2.3 Digital Services Act (DSA)

Der DSA regelt die Verantwortlichkeit von Plattformbetreibern. Nach Art. 6 Abs. 1 haften Anbieter nicht für rechtswidrige Inhalte, solange sie keine Kenntnis davon haben. Sobald sie jedoch Kenntnis erlangen, müssen sie zügig handeln. Nationale Gerichte können gemäß Art. 6 Abs. 4 spezifische Maßnahmen anordnen.


3. Entscheidungsgründe des Gerichts

3.1 Markenverletzung durch Drittanbieter

Das Gericht stellte fest, dass die Nutzung des Begriffs „Skinport“ in den Werbeanzeigen eine markenrechtlich relevante Verwendung darstellt. Aufgrund der Gestaltung der Anzeigen gingen Nutzer davon aus, dass die Werbung direkt von Skinport stammte.

3.2 Haftung von Google als Störer

Google wurde als Störer haftbar gemacht. Nach Kenntniserlangung der Verstöße unterließ es das Unternehmen, geeignete Maßnahmen zu ergreifen, um weitere Rechtsverletzungen zu verhindern. Das Gericht betonte, dass Google die Anzeigenprozesse hätte anpassen können, um ähnliche Verstöße zu unterbinden.

3.3 Interessenabwägung

Das Gericht wog die Interessen von Skinport und Google ab. Es kam zu dem Schluss, dass der Schutz der Marke Vorrang hat, da Google durch geeignete technische Anpassungen die Belastung minimieren kann.


4. Auswirkungen des Urteils

 

4.1 Verantwortung von Plattformbetreibern

Das Urteil unterstreicht die Verantwortung von Plattformen wie Google, aktiv gegen bekannte Rechtsverstöße vorzugehen. Die bloße Kenntniserlangung verpflichtet zu umgehenden und effektiven Maßnahmen.

4.2 Erweiterte Prüfpflichten

Plattformen müssen nicht nur konkrete Verstöße beseitigen, sondern auch Wiederholungen durch Anpassung interner Prozesse verhindern. Diese Verpflichtung endet nicht mit der einmaligen Entfernung eines rechtswidrigen Inhalts.

4.3 Bedeutung des DSA

Der Fall zeigt, wie der DSA in der Praxis angewandt wird, um eine Balance zwischen Haftungsprivilegien und effektiven Prüfpflichten zu schaffen.
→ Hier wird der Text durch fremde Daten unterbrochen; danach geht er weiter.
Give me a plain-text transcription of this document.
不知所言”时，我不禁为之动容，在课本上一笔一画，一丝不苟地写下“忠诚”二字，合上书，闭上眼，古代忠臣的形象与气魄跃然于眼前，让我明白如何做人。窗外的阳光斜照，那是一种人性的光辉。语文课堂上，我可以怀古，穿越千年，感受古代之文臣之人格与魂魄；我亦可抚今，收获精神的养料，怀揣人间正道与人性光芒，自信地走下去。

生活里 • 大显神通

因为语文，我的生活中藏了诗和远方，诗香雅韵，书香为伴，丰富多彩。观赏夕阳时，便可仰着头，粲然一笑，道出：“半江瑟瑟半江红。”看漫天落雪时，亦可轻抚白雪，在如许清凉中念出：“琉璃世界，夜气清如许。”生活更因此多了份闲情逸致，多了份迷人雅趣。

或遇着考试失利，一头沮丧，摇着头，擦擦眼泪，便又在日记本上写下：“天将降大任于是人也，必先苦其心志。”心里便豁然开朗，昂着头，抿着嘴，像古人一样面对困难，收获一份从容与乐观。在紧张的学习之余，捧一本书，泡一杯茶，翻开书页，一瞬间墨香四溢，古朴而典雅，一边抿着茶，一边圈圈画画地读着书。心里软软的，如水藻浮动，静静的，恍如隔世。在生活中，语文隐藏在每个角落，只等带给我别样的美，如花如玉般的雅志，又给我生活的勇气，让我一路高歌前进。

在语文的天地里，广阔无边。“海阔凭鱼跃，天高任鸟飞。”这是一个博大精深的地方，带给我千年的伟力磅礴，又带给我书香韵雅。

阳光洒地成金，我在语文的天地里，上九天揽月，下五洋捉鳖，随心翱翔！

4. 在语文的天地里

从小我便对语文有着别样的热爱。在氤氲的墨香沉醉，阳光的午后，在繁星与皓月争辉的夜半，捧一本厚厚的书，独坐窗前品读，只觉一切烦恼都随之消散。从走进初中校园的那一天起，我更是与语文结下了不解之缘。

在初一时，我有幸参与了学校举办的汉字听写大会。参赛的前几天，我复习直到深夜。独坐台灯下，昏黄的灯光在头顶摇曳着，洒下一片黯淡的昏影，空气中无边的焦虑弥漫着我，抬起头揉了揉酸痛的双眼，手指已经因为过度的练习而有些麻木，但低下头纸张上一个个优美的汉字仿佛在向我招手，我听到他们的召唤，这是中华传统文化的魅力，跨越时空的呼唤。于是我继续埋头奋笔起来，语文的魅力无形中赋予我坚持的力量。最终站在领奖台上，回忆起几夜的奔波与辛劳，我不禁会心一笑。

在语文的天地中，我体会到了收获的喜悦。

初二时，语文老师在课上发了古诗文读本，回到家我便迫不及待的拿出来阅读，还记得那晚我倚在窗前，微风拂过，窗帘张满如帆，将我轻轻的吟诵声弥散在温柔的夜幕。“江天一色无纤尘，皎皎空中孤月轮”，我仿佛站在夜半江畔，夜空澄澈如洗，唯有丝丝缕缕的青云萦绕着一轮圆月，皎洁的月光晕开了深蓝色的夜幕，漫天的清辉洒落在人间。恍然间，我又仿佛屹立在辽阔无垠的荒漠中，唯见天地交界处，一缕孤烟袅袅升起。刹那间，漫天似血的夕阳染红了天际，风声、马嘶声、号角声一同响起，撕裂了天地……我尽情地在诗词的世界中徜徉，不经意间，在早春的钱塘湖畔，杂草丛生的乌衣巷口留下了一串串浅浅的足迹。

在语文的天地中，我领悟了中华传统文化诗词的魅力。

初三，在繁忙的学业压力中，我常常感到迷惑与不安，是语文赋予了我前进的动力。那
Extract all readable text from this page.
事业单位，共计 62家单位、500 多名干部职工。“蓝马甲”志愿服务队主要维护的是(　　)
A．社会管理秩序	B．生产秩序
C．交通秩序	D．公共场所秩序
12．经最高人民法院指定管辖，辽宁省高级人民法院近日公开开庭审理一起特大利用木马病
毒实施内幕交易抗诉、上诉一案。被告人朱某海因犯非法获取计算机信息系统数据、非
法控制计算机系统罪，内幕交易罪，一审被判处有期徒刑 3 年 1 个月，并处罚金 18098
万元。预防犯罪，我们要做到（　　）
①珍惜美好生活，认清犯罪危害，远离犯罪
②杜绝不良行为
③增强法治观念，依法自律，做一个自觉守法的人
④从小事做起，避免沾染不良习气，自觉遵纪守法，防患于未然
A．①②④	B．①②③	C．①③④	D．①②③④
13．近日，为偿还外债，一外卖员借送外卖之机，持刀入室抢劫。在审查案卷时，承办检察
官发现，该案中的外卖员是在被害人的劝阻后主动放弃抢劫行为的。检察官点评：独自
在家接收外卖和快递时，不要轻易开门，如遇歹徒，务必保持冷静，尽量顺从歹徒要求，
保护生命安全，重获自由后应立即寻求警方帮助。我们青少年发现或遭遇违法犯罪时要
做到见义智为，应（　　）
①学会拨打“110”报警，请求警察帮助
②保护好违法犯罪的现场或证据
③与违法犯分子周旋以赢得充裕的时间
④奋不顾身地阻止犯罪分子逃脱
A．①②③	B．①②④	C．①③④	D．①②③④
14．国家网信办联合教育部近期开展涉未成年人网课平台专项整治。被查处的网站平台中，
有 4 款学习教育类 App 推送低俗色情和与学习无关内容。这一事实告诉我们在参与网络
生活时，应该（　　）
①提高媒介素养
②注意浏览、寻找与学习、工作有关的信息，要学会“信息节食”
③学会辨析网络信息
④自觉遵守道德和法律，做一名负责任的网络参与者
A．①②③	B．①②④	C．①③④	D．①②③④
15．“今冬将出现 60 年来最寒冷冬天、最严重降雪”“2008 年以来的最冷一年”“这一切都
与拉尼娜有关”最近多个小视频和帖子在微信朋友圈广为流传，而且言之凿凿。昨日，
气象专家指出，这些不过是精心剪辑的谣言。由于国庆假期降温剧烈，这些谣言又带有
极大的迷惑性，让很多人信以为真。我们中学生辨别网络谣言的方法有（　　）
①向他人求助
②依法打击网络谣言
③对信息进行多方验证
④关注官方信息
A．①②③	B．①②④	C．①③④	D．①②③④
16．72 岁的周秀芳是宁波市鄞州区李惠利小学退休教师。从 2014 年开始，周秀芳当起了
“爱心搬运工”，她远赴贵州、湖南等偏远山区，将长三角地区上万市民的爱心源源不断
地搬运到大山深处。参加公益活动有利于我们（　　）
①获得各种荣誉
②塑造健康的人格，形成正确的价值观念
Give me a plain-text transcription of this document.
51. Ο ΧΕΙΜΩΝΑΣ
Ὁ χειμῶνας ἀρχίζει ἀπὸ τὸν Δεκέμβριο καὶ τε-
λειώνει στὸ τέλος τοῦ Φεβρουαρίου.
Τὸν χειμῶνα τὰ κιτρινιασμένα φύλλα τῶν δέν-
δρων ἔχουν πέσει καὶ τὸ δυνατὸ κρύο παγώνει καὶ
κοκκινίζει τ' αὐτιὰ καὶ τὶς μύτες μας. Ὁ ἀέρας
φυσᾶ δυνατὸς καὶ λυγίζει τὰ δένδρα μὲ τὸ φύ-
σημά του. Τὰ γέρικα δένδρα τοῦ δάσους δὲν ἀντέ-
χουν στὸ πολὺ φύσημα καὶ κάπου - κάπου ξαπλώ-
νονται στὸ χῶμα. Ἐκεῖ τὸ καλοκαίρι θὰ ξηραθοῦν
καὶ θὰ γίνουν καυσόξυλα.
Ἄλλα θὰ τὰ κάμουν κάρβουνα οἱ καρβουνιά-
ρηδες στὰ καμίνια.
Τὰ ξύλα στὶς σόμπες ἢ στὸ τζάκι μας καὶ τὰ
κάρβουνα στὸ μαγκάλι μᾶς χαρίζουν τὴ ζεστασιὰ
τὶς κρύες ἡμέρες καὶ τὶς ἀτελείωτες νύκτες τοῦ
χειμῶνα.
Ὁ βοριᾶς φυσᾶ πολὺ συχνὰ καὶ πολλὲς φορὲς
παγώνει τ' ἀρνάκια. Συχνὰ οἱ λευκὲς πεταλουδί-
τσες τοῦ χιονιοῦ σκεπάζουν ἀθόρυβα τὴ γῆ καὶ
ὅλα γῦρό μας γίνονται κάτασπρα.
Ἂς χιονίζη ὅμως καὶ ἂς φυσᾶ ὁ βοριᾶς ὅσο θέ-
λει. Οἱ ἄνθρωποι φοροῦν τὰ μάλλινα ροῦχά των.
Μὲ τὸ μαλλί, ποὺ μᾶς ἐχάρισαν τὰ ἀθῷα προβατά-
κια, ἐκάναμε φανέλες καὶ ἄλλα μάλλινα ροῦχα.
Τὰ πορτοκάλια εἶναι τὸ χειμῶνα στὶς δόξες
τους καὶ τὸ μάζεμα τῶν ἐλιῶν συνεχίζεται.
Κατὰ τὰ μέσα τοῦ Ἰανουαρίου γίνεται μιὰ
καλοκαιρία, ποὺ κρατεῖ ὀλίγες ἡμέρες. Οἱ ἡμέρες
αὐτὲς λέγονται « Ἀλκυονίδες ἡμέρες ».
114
Nationale Gerichte behalten die Befugnis, spezifische Maßnahmen anzuordnen.


5. Fazit

Das Urteil des Landgerichts Düsseldorf markiert einen wichtigen Schritt im Umgang mit markenrechtsverletzenden Inhalten auf Plattformen. Es verdeutlicht, dass Plattformbetreiber sich nicht auf ihre neutrale Rolle berufen können, wenn sie Kenntnis von Rechtsverletzungen erlangen. Gleichzeitig zeigt es die Notwendigkeit technischer und organisatorischer Vorkehrungen, um Markenrechte effektiv zu schützen. Dieses Urteil setzt ein klares Signal für eine verantwortungsvollere Gestaltung digitaler Werbeplattformen.